Simulation model helps sort through energy cost variables — nursery vs. wean-to-finish housing.
As energy costs escalate, many pork producers are asking whether the economics of wean-to-finish barns vs. traditional nurseries and finishers has shifted.
To help answer the question, Iowa State University (ISU) Agricultural Engineer Jay Harmon built a simulation using a model developed with the cooperation of Murphy-Brown's western division located in Ames, IA.
“There are many variables that can be shifted around to affect the outcome, so some assumptions have to be made,” explains Harmon. “Actual energy usage may vary from the model results, but using a model helps to examine the magnitude of the impact of making changes.”
For the nursery, Harmon used a 1,000-head building with a preheated hallway. The nursery room was 50 × 72 ft. The wean-to-finish unit used in the simulation was a 40 × 200 ft., curtain-sided structure, also holding 1,000 head.
“I calculated what energy would be used during one week of operation based on the average January and April temperatures in central Iowa, which are 18.5°F and 49.8°F, respectively,” he explains. The model also assumed that both structures were ventilated at the proper rate.
Harmon ran the model using two different pig placement weights — 15 lb. and 35 lb. Here is what the simulation shows:
15-lb. pig placement: Both facilities were set at 85°F and 2 cfm/pig (cubic feet/minute/pig) for ventilation rate.
“In actuality, 2 cfm/pig is pretty difficult to achieve in a wean-to-finish unit, because most producers try to do this with two, 24-in. fans, which cannot effectively be run slow enough to accomplish that low ventilation rate. Consequently, wean-to-finish facilities are often over-ventilated. In a nursery, smaller fans are used, and therefore, over-ventilation is less likely,” Harmon explains.
In this scenario, the nursery would use about 200 gal. of propane for one week in January, while the wean-to-finish unit would use about 440 gal.

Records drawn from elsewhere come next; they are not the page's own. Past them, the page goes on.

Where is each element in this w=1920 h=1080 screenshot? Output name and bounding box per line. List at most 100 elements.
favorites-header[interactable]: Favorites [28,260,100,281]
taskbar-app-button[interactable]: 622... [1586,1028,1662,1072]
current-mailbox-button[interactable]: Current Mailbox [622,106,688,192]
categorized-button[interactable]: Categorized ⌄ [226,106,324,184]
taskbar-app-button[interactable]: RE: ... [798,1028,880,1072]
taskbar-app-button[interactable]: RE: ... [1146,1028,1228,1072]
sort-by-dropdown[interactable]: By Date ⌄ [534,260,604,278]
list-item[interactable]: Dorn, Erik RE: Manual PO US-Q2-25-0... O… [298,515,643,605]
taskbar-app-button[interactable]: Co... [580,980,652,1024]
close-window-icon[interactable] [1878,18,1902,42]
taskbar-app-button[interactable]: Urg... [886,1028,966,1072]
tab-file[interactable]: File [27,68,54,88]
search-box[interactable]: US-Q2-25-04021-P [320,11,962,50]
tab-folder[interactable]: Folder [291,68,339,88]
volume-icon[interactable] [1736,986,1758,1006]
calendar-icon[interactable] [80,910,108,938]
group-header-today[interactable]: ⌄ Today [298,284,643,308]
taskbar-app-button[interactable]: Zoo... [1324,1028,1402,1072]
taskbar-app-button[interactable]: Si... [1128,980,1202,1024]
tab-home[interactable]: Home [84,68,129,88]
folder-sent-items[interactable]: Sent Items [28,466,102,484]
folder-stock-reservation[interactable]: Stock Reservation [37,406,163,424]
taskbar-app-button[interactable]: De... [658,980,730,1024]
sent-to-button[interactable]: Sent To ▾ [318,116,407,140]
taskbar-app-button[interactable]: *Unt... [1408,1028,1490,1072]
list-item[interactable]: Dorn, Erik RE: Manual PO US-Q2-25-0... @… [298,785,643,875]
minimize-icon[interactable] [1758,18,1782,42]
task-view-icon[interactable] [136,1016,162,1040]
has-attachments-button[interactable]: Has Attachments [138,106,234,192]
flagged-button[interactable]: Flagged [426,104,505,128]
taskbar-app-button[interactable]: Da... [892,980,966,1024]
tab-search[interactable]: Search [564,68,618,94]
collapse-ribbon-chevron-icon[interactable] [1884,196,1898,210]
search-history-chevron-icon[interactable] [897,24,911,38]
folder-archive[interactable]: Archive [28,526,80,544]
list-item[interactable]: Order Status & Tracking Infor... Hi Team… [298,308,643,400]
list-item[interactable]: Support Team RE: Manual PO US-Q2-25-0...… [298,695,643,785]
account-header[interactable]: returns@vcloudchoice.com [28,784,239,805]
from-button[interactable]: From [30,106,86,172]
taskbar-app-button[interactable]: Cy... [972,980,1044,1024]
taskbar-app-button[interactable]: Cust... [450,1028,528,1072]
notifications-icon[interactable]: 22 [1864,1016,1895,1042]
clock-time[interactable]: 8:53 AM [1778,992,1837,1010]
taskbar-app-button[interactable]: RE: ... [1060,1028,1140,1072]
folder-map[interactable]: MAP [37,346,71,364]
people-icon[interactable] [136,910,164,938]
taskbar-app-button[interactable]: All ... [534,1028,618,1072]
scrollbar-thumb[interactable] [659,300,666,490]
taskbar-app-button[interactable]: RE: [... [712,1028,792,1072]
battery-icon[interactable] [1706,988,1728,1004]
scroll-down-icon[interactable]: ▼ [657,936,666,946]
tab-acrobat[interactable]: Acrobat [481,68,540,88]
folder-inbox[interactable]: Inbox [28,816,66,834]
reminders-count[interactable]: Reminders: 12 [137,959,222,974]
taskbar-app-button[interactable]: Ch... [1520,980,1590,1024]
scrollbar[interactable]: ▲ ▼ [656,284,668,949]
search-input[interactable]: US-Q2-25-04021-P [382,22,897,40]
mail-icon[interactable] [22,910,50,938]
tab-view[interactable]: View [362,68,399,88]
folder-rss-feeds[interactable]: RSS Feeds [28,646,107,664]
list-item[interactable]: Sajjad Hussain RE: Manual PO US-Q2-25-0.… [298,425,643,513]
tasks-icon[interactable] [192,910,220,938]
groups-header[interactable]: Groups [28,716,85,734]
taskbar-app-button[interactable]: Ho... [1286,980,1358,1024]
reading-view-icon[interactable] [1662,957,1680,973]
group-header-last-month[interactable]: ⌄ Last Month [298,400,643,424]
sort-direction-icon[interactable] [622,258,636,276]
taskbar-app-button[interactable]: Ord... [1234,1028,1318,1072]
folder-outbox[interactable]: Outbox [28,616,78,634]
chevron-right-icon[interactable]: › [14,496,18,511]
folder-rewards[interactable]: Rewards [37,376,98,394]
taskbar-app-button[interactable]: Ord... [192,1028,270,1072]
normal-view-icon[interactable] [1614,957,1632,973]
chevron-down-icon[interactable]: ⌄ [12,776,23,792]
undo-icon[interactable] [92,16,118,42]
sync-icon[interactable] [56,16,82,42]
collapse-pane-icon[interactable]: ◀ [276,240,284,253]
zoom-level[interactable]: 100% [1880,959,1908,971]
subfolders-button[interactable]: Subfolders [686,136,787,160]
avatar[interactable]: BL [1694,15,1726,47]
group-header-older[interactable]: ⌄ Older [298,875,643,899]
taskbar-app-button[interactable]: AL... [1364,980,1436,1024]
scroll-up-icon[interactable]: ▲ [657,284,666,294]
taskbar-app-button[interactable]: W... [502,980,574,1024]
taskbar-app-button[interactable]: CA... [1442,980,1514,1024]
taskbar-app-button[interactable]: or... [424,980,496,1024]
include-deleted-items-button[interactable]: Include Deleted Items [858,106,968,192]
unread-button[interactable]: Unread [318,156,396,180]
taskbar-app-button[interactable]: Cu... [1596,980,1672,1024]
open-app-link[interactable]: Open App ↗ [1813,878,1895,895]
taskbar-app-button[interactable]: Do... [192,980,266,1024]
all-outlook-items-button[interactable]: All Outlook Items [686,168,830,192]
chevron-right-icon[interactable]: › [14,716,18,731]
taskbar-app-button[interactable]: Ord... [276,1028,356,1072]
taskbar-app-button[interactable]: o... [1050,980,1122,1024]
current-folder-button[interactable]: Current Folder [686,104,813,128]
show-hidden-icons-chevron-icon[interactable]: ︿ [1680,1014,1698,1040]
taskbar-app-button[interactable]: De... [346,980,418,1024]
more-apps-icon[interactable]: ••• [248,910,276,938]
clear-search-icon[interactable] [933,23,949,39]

In April, with the same settings, the nursery would use about 70 gal. of propane for one week and the finisher would use about 200 gal., he says.
Although the actual numbers might vary, Harmon is confident that the wean-to-finish scenario will use about twice as much propane as the nursery.
“Heat loss through the building shell is the biggest difference,” he adds. “The nursery heaters will cycle as long as the outdoor temperature is lower than 63°F, and the wean-to-finish heaters will cycle as long as the outdoor temperature is lower than 73°F.”
35-lb. pig placement: Both the nursery and the wean-to-finish unit were set at 72°F and 2.5 cfm/pig ventilation rate.
In January, the nursery required minimal supplemental heat because the heaters only cycle when the outdoor temperature is below 16°F. The finisher would use about 190 gal. of propane per week because the heaters run whenever the outdoor temperature is below 38°F. Minimal supplemental heat would be required in either facility in April, he says.
If both buildings are managed similarly, the wean-to-finish facility would tend to use twice as much propane as the nursery for the first week after 15-lb. pigs are placed.
Finishing buildings are more likely to be over-ventilated because many use two, 24-in. fans on variable control, so actual savings could be greater. A better option is to use one, 24-in. fan so it will run fast enough to function properly. Nurseries generally use smaller fans and are more easily turned down to the proper rate. Over-ventilation is a huge source of energy loss; however, the cost of under-ventilating can be just as devastating due to the impact it may have on health and performance of the pigs.
Many wean-to-finish buildings use zone heating to conserve energy. If the temperature for 15-lb. pigs can be turned down 10°F — from 85 to 75°F — propane use would be reduced by about 25% (100 gal. for the first week, in this case). However, some of this savings would be offset by the cost of the brooder operation, Harmon reminds.